When a singer truly feels and experiences what the music is all about,
the words will automatically ring true.
~ Monserrat Caballé

....every time there are losses there are choices to be made. You choose to live your losses as passages to anger, blame, hatred, depression and resentment, or you choose to let these losses be passages to something new, something wider, and deeper.

~ Henri Nouwen

There are days when I wish I had not experienced the pain and suffering that gives birth to some of my music and makes it “ring true.” Especially when I am still in the midst of feeling the pain, acknowledging the hurt and dealing with the betrayal. Being a person of intense emotions only magnifies all of these wretched steps. And then...I have a weekend where silence and solitude place their gentle hands on my broken heart, draw out the poison and leave me free to think and work through the pain. At the end, I am able to put down on staff paper where I am in the healing journey.

Such was this past weekend. I had Sunday off (it being a men’s schola weekend) and took the opportunity to spend the entire weekend out in the country. In addition to my physical illness, I have been struggling with the recent betrayal of someone very dear to me. I had been feeling a little like Eleanor Dashwood: experiencing all the pains of love without any of the benefits! What is a broken-hearted musician to do? Compose music about it of course! Not that all the music I write and sing is personally experiential ~ I recently composed a song for Beth and Sullivan ~ but my personal experiences are always fodder for the Muse ~ the more intense, the better.
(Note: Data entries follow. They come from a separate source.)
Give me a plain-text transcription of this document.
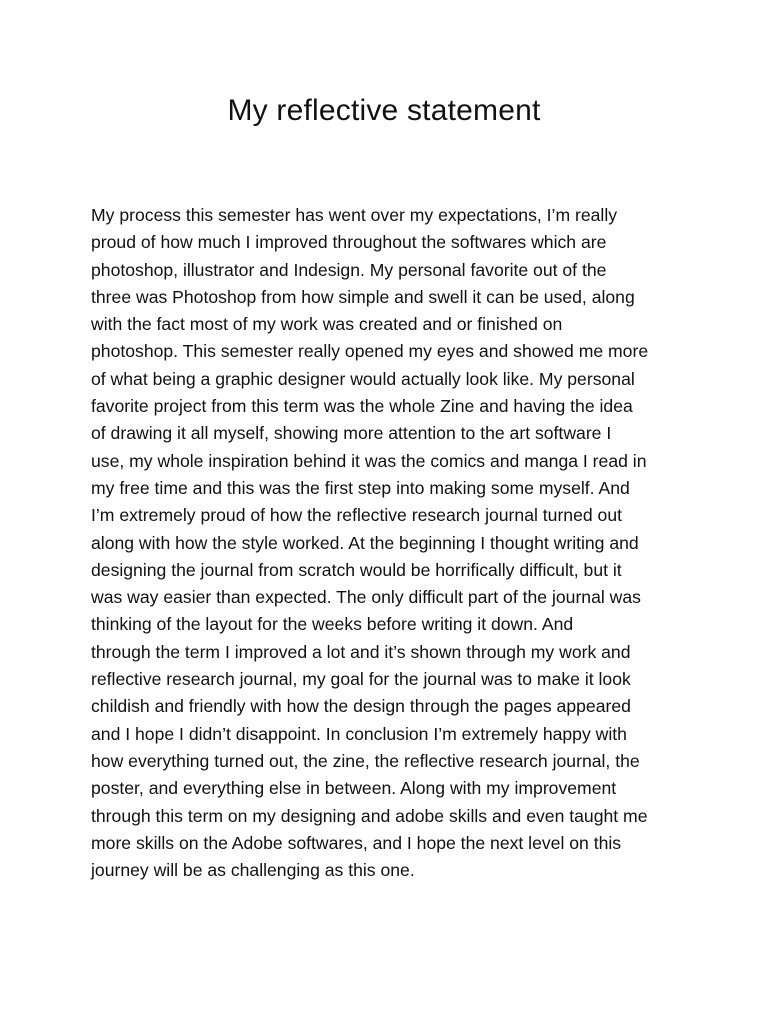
My reflective statement
My process this semester has went over my expectations, I’m really
proud of how much I improved throughout the softwares which are
photoshop, illustrator and Indesign. My personal favorite out of the
three was Photoshop from how simple and swell it can be used, along
with the fact most of my work was created and or finished on
photoshop. This semester really opened my eyes and showed me more
of what being a graphic designer would actually look like. My personal
favorite project from this term was the whole Zine and having the idea
of drawing it all myself, showing more attention to the art software I
use, my whole inspiration behind it was the comics and manga I read in
my free time and this was the first step into making some myself. And
I’m extremely proud of how the reflective research journal turned out
along with how the style worked. At the beginning I thought writing and
designing the journal from scratch would be horrifically difficult, but it
was way easier than expected. The only difficult part of the journal was
thinking of the layout for the weeks before writing it down. And
through the term I improved a lot and it’s shown through my work and
reflective research journal, my goal for the journal was to make it look
childish and friendly with how the design through the pages appeared
and I hope I didn’t disappoint. In conclusion I’m extremely happy with
how everything turned out, the zine, the reflective research journal, the
poster, and everything else in between. Along with my improvement
through this term on my designing and adobe skills and even taught me
more skills on the Adobe softwares, and I hope the next level on this
journey will be as challenging as this one.
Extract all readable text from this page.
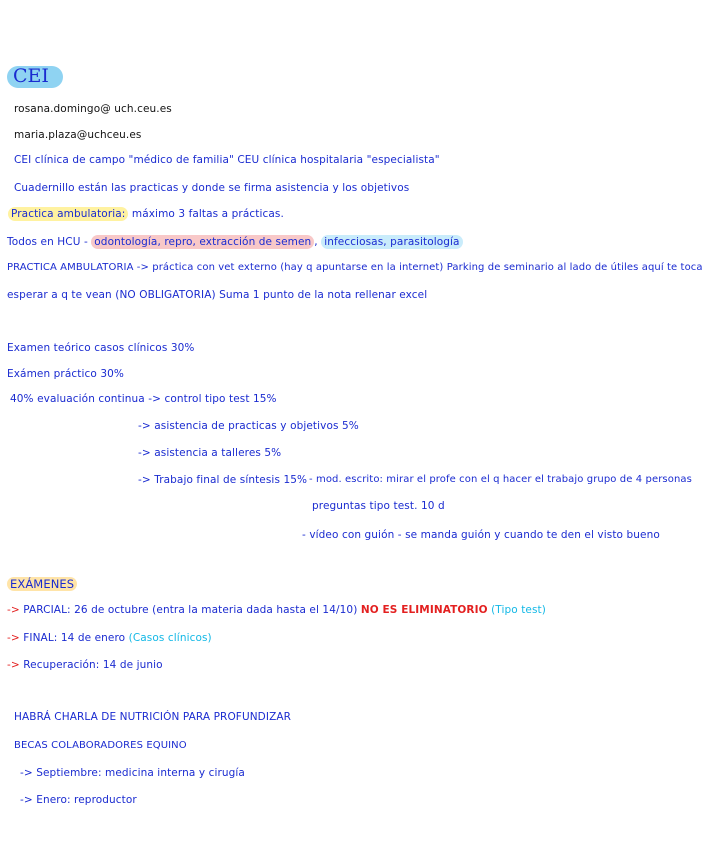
CEI
rosana.domingo@ uch.ceu.es
maria.plaza@uchceu.es
CEI clínica de campo "médico de familia" CEU clínica hospitalaria "especialista"
Cuadernillo están las practicas y donde se firma asistencia y los objetivos
Practica ambulatoria: máximo 3 faltas a prácticas.
Todos en HCU - odontología, repro, extracción de semen , infecciosas, parasitología
PRACTICA AMBULATORIA -> práctica con vet externo (hay q apuntarse en la internet) Parking de seminario al lado de útiles aquí te toca
esperar a q te vean (NO OBLIGATORIA) Suma 1 punto de la nota rellenar excel
Examen teórico casos clínicos 30%
Exámen práctico 30%
40% evaluación continua -> control tipo test 15%
-> asistencia de practicas y objetivos 5%
-> asistencia a talleres 5%
-> Trabajo final de síntesis 15% - mod. escrito: mirar el profe con el q hacer el trabajo grupo de 4 personas
preguntas tipo test. 10 d
- vídeo con guión - se manda guión y cuando te den el visto bueno
EXÁMENES
-> PARCIAL: 26 de octubre (entra la materia dada hasta el 14/10) NO ES ELIMINATORIO (Tipo test)
-> FINAL: 14 de enero (Casos clínicos)
-> Recuperación: 14 de junio
HABRÁ CHARLA DE NUTRICIÓN PARA PROFUNDIZAR
BECAS COLABORADORES EQUINO
-> Septiembre: medicina interna y cirugía
-> Enero: reproductor
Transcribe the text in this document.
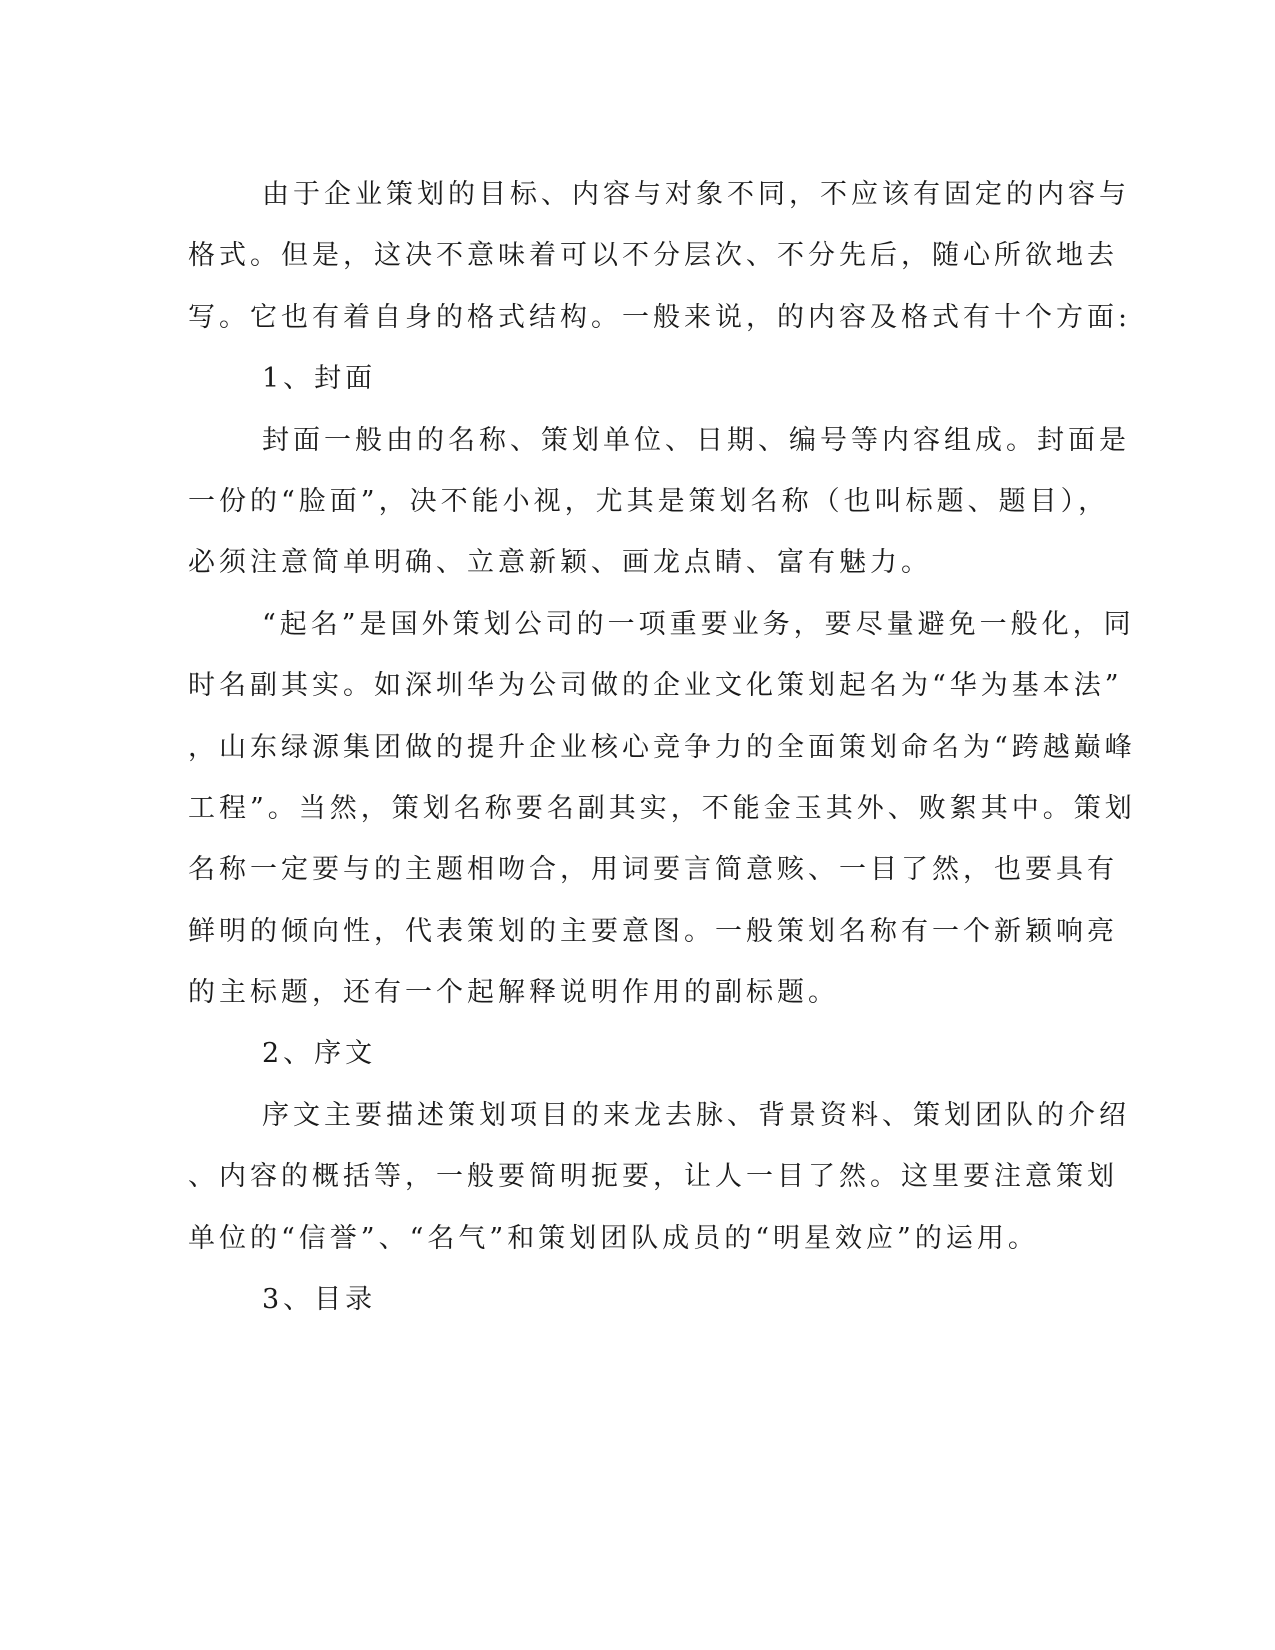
由于企业策划的目标、内容与对象不同，不应该有固定的内容与
格式。但是，这决不意味着可以不分层次、不分先后，随心所欲地去
写。它也有着自身的格式结构。一般来说，的内容及格式有十个方面:
1、封面
封面一般由的名称、策划单位、日期、编号等内容组成。封面是
一份的“脸面”，决不能小视，尤其是策划名称（也叫标题、题目），
必须注意简单明确、立意新颖、画龙点睛、富有魅力。
“起名”是国外策划公司的一项重要业务，要尽量避免一般化，同
时名副其实。如深圳华为公司做的企业文化策划起名为“华为基本法”
，山东绿源集团做的提升企业核心竞争力的全面策划命名为“跨越巅峰
工程”。当然，策划名称要名副其实，不能金玉其外、败絮其中。策划
名称一定要与的主题相吻合，用词要言简意赅、一目了然，也要具有
鲜明的倾向性，代表策划的主要意图。一般策划名称有一个新颖响亮
的主标题，还有一个起解释说明作用的副标题。
2、序文
序文主要描述策划项目的来龙去脉、背景资料、策划团队的介绍
、内容的概括等，一般要简明扼要，让人一目了然。这里要注意策划
单位的“信誉”、“名气”和策划团队成员的“明星效应”的运用。
3、目录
Sometimes when I write, I don’t know what I want to say, or where the music will take me. In this case, it was through the act of composing the lyrics that I realized that I was mourning the death of a friendship that perhaps never really existed, which in some ways is sadder and more painful than the betrayal itself.
Letting go of an illusion is much more difficult then letting go of reality - one is tempted to believe that one cannot mourn or release a dream or an illusion ~ it seems so....silly. But the pain is certainly real as is the loss and thereby is worthy of grief.
So I mourn what could have been and what may have been and embrace the lessons that pain is teaching me this go 'round. And hopefully the recovery will be quicker than the last experience. For now, at least the music has improved. ;-)
Oremus pro invicem,

07 March 2008

How A Foodie Fasts

Life expectancy would grow by leaps and bounds if green vegetables smelled as good as bacon.
~ Doug Larson

The past couple of weeks have been a never-ending stream of x-rays, ct-scans, ultra-sounds and numerous hospital stays, all with the same answer: you are perfectly healthy and everything is functioning normally. We will just up the dosage of pain medication for the inexplicable and God-awful pain. Really? Thank you ever so much. Actually, a permanent IV of morphine would do nicely.

In short, the past couple of weeks have been exceedingly boring.

The most horrific part of my mystery illness has been the inability to eat anything. And I do mean anything. Well, anything solid and having any taste at all. Broth. This is what it has come to: broth. Sigh. Man does not live on broth alone….and neither does a Southern cook!

Happily, my non-existence appetite and broth exile has not affected my ability to cook and try new recipes on eager and willing friends and family. So I have filled my bed-ridden time pouring over foodie magazines, devouring old cookbooks and searching gourmet websites for ideas for the next culinary brouhaha: Easter dinner. This year, two of my roommates will be staying in town, so it promises to be a huge and absolutely insane gathering. I cannot wait!! If there is one thing I like better than cooking for my loved ones, it is cooking for a lot of my loved ones! ;-)

It has been a set-in-stone tradition in our family to serve ham for Easter dinner. No Virginia table would be complete without it and the one year we actually had Easter dinner out (the ultimate horror!) I swear I actually heard Robert E. do a 180 in his tomb! I myself am a great upholder of tradition ~ even traditions that are not strictly my own. I soak my soul in them! There is something comforting and connected about traditions ~ they say that what someone did and who they were mattered. And that hopefully we learn from what and who went before us. That being said, I also like to try new things.

So, how does this translate in the kitchen? Well, this year, the traditional ham will take center stage, but the glaze I use will be completely different from any I've tried before. I have not wuite decided on which one will win out, but I have several in the running. And in a supporting role this year will be lamb ~ a meat I have yet had the pleasure of swearing over…I mean, cooking. Not sure what costume it will be wearing when it does make its debut: in a stew or as a roast or perhaps even as chops? Then there will be the chorus: an endless array of sides: twists on old Southern standards, with some appearing in all their old regalia, completely untouched. After all, what’s the point of creating your own tradition if you don’t tip your hat to the old ones?
And the finale? Well, dessert will be a recap of what went before: old and new together. Mom's standard, old-fashioned coconut cake; my sister's rum-soaked banana pudding and something new, which I am still debating: dark chocolate and orange tart with toasted almonds, lemon panna cotta with blackberry sauce or individual maple and marscpone cheesecakes? Hmmm. Maybe I should have my readers vote on which dessert I should make (but of course, not eat!). Well, then ~ which should it be? Let me know!